Wraps omni models merge-branch. Promotes the branch to main. Roll back via omni models delete-branch if anything goes sideways post-merge.
Step 15: Deprecation playbook
The Tableau workbook is still alive. Tag it as deprecated, set a sunset date, comms to consumers. The Change-Management section of context/migration-rationalization.md has the full T-30 / T-14 / T-7 / T-0 / T+30 / T+60 cadence.
Output
In the working directory:
extract/ directory with all JSON files (inventory, calcs, parameters, layout, actions, etc.) and the unpacked _unpacked/ tree.
cut_list.md: rationalization decisions.
payload.json: the Omni dashboard import payload.
parity_report.md: per-worksheet parity check results.
migration_log.md: step-by-step record of the CLI commands run.
In Omni:
- A model branch with the migrated topic / view changes.
- A dashboard imported via documents-import.

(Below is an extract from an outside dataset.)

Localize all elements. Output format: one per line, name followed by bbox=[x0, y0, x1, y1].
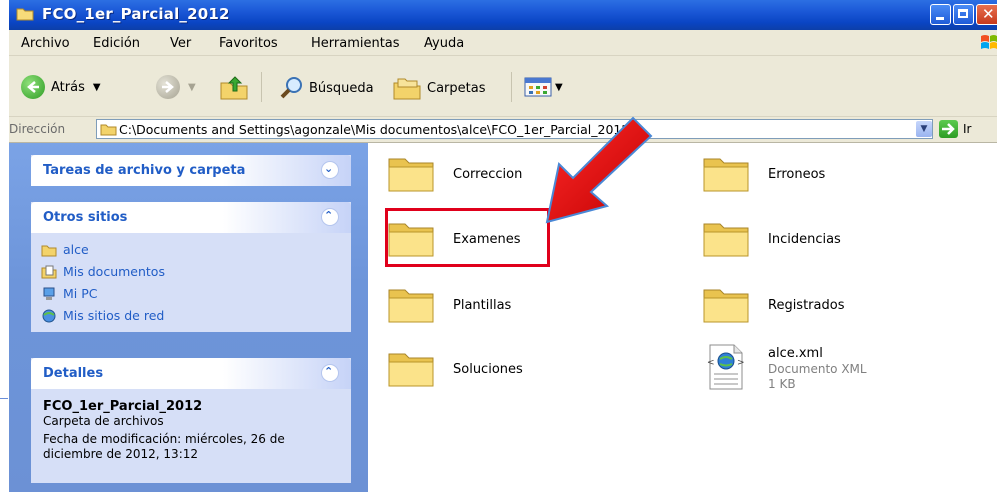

- Folder placement, ownership, labels, and schedules wired up via CLI.
Error Handling
| Error | Fix |
|---|
.twbx is not a valid zip | The file may be .twb (raw XML) without packaging. Wrap: zip workbook.twbx workbook.twb |
No .twb found inside zip | Check the archive contents: unzip -l workbook.twbx. Some workbooks use nested directories. |
omni CLI not found | brew tap exploreomni/tap && brew install omni |
| Auth error on CLI | omni config init and paste a fresh API token, or set OMNI_API_TOKEN env var |
| Model not found | Verify with omni models list --compact. Token may not have access. |
| Import API returns 400 | Check exportVersion: "0.1" (string, not number). Required fields: baseModelId, dashboard, document, workbookModel. |
| Charts render flipped (horizontal) | Date dimension is on y instead of x. Fix: date -> x.field, measure -> y.field, _dependentAxis: "y". |
| Validate fails on missing field | The payload references a calc field not yet in the branch. Add it via omni models create-field first. |
| LOD calc has no Omni equivalent | Most LODs translate to subqueries in Omni topic SQL. Document the translation in cut_list.md. |
| Parameter action has no Omni equivalent | Rebuild as a dashboard filter or topic-level template parameter. Document the gap. |
Checklist
Reference Files
| File | Description |
|---|
context/tableau-xml-anatomy.md | TWB XML structure: every element, attribute, and what it represents. |
context/extraction-techniques.md | Creative TWBX mining tricks: image extraction, palette ripping, action graphs, hidden sheet hunting, two-version diffing. |
context/omni-cli-cheatsheet.md | The omni CLI verbs we use, organized by migration phase. |
context/omni-api-patterns.md | Dashboard import payload schema, visConfig patterns, queryJson format, known limitations. |
context/migration-rationalization.md | Business-track rubric: Keep / Consolidate / Retire / Rebuild scoring, definition reconciliation, governance plan. |
Related Skills
omni-branch-creator: Create a branch directly (used in Step 8 if you skip the wrapper).
omni-semantic-layer-setup: Build the semantic layer if no matching view exists yet (Step 7).
omni-vega-chart: Author Omni charts from natural language (useful for rebuilding charts the auto-translator skips).